Perbudakan hakikatnya menunjukkan “aku” dan “kamu”. Aku adalah diriku yang tinggi, dan kamu adalah mereka yang rendah. Ini adalah bentuk dialog iblis dengan Tuhan. Aku yang lebih tinggi dari manusia dihadapan Allah (Qs.[38]:75–76). Sebuah dialog tentang hakikat fana keakuan. Islam sebagai ajaran etik hadir dan berupaya memberikan reka ulang dalam hubungan antar manusia. Perbudakan dan proses humanisme coba untuk dieliminasi hingga batas optimal dan hilang perlahan.
Proses dinamika berkembangnya Islampun juga berlangsung dengan membawa sebuah pesan kesederajadan manusia di dalamnya. Bahwa manusia diciptakan sederajat di bawah naungan Tuhan. Ia dinaungi oleh cahaya Illahiah yang menjadikan setiap anak Adam diletakkan sejajar dalam dalam hak dan kewajiban selaku manusia.
Kesederajadan ini berkaitan dengan pembedaan status sosio kultural. Dalam arena sosio kultur pembedaan atas dasar warna kulit, ras, kesukuan menjadi hal yang umum terjadi. Islam saat itu hadir membawa sebuah gagasan baru berupa kesederajadan menurut ras, kesukuan, gender, dan beragam makna sosiokultur lainnya (Qs.[3]:195).

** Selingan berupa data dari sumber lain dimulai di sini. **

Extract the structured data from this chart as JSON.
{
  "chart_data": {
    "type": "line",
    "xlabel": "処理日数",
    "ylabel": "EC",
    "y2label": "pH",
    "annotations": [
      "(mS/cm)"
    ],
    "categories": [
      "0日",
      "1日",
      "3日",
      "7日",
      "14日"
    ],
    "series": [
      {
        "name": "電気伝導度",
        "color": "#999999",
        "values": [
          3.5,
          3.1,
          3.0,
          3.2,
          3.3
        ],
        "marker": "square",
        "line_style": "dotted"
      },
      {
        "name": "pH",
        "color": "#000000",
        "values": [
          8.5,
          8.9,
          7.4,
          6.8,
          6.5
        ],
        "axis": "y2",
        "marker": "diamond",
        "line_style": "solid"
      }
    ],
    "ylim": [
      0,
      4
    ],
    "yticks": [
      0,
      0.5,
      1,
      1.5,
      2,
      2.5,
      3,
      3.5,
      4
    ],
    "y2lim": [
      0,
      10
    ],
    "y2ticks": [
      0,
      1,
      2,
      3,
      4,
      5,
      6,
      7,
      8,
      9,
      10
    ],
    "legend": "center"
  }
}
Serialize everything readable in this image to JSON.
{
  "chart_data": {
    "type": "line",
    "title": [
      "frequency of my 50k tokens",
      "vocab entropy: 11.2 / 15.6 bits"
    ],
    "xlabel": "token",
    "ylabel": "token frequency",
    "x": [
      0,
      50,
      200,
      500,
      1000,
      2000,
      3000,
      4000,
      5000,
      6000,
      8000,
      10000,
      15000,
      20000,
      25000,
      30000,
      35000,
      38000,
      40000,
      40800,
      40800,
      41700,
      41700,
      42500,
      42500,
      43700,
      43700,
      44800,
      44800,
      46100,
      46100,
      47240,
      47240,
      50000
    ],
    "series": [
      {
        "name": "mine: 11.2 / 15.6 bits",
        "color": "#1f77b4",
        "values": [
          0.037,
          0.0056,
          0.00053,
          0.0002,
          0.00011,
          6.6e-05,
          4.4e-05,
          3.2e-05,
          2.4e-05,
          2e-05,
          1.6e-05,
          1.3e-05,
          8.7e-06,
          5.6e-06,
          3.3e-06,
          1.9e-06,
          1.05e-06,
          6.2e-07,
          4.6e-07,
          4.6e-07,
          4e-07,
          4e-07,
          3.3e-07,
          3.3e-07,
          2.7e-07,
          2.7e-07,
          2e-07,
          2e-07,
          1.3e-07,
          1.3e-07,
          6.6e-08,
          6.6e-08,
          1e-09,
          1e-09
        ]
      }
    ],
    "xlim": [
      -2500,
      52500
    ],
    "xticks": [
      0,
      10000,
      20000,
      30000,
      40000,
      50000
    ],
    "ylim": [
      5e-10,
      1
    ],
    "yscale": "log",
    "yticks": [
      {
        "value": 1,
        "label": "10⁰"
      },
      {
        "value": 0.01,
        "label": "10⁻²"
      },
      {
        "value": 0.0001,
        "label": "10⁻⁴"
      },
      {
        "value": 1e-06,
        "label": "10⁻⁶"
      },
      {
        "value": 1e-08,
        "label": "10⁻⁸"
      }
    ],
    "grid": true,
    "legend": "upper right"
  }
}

Nilai etika dan norma yang lama membedakan kedudukan setiap individu dalam sebuah struktur sosial diubah. Seorang budak hitam, Bilal bin Rabah dimerdekakan dan berkedudukan sederajad dengan kaum Bangsawan Quraisy, seperti Abu Bakar ra, Umar ibn Khattab ra, Utsman ibn Affan r.a., Ali ibn Abi Thalib r.a., dan bahkan ia lebih mulia dari Abu Lahab dan Abu Jahal. Norma dehumanisasi yang dibangun oleh kultur Jazirah Arab pra-Islam dicoba untuk diubah dengan bentuk yang baru.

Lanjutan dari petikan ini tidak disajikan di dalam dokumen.